スライムとテイマー、レオ
日差しが眩しい朝。レオは胸を高鳴らせながら、街の中心にある広場へと向かっていた。今日は待ちに待った、モンスターを貰える日なのだ。
この世界では、人々はモンスターと絆を深め、共に生活している。モンスターは人々の生活の手助けをしてくれたり、ダンジョンと呼ばれる危険な場所を攻略するパートナーとなったりする。レオは幼い頃から、伝説のテイマー、アレンの物語に夢中だった。数々のモンスターと心を通わせ、誰も到達したことのない最深ダンジョンを攻略したというアレン。レオもいつか、そんなテイマーになりたいと願っていた。
広場には、色とりどりのモンスターたちが集まっていた。勇ましい咆哮を上げる狼のようなモンスター、優雅に羽ばたく鳥のようなモンスター、大きな体で地面を揺らす亀のようなモンスター……子供たちは目を輝かせ、自分のパートナーとなるモンスターを選んでいた。
レオは少し緊張しながら、モンスターたちがいる場所へと足を踏み入れた。しかし、どのモンスターもすでに誰かに選ばれており、残っているのは数匹だけだった。しかも、そのほとんどは傷ついていたり、病気だったりと、状態が良くなかった。
「……やっぱり、僕には無理なのかな」
肩を落としかけたその時、レオは隅の方で小さく震えているモンスターに気づいた。それは、ぷるぷるとした水色の物体――スライムだった。

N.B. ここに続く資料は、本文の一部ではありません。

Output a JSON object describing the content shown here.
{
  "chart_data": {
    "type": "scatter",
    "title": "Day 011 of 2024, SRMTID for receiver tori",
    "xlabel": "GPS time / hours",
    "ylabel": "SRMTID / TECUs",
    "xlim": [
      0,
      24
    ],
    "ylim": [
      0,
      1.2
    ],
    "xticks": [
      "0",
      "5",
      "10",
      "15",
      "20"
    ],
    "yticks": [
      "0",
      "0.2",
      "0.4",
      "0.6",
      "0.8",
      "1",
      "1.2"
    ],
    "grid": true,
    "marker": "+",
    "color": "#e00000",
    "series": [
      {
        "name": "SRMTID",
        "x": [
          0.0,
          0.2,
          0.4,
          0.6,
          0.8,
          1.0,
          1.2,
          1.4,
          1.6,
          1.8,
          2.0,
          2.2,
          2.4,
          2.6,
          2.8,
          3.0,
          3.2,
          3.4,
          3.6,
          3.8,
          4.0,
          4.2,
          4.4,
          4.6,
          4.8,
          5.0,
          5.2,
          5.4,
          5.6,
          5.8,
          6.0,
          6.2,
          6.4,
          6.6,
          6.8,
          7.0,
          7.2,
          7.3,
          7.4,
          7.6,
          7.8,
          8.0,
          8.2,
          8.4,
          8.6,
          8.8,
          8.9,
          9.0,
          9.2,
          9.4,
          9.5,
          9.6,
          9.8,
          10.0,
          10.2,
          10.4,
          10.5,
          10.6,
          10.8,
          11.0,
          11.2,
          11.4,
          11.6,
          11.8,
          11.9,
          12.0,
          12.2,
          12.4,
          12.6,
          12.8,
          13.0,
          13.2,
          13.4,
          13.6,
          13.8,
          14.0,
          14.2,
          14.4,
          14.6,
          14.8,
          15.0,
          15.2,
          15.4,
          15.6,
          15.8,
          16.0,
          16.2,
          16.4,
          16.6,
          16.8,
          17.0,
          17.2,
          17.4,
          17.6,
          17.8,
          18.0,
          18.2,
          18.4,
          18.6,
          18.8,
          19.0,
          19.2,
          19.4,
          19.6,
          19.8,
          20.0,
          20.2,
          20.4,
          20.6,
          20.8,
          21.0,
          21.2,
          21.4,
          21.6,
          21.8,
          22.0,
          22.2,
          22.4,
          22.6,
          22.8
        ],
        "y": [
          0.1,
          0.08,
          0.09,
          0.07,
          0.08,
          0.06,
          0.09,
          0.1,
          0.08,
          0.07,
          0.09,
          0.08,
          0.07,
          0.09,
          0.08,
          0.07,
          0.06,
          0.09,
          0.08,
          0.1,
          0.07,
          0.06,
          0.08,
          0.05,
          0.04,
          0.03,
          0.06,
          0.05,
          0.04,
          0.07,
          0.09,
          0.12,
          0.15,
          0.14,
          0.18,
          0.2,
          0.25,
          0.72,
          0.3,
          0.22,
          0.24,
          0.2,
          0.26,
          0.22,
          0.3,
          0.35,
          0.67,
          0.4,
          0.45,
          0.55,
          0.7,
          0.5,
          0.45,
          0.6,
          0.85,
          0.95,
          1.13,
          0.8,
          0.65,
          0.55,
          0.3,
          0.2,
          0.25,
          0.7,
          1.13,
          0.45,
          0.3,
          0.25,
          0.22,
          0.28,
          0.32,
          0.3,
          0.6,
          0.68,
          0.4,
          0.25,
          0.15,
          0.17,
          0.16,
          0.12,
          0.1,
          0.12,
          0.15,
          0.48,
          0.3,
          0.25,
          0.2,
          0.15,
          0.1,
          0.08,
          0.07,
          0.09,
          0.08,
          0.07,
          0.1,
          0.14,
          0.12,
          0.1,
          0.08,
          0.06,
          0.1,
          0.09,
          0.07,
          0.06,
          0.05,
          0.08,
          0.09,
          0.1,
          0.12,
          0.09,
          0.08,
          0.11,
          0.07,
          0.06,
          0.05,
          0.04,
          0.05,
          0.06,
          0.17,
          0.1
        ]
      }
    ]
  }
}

スライムは最弱のモンスターとして知られており、特別な能力も持たない。他の子供たちは見向きもしない。レオも、最初は他のモンスターに目が行っていた。しかし、そのスライムの、どこか寂しそうな、潤んだ瞳を見た時、胸が締め付けられるような感覚に襲われた。
「……君、名前はあるの?」
レオがそっと話しかけると、スライムは小さく震え、プルン、と小さく音を立てた。
「プルン……か。いい名前だね」
レオは優しく微笑み、プルンに手を差し出した。プルンは恐る恐るレオの手の上に乗り、ぷるぷると震えた。その感触は、冷たくて、どこか心地よかった。
「決めた。僕のパートナーは、君だ!」
レオが高らかに宣言すると、周りの子供たちは不思議そうな顔でレオを見た。
「え、スライム? あんなの、育てても意味ないのに」
「弱っちいし、何もできないじゃん」
子供たちの言葉に、レオは少しだけ心が痛んだ。確かに、スライムは他のモンスターに比べれば弱く、目立った能力もないかもしれない。しかし、レオはプルンの瞳に、他のモンスターにはない何かを感じていた。
「プルンは、僕にとって特別なパートナーになるんだ」
レオはプルンをそっと抱き上げ、広場を後にした。家に帰る途中、レオはプルンに話しかけた。
「これから、一緒に色々なところに行こう。強くなって、たくさんの人と出会って、色々なことを経験しよう。僕とプルンなら、きっとできる!」
プルンはレオの言葉に呼応するように、ぷるんと跳ねた。その姿は、どこか嬉しそうに見えた。
家に帰り着いたレオは、プルンのために小さな水槽を用意した。プルンは水槽の中で気持ちよさそうにぷかぷかと浮いている。
「これからよろしくね、プルン」
レオはプルンに優しく微笑みかけた。プルンもまた、レオを見つめ、ぷるんと小さく跳ねた。
その日から、レオとプルンの、モンスターテイマーとしての冒険が始まった。まだ始まったばかりの、小さな、けれど確かな一歩だった。
この作品はGemini2.0を用いて作成しました。
私は一切文に手を加えていません。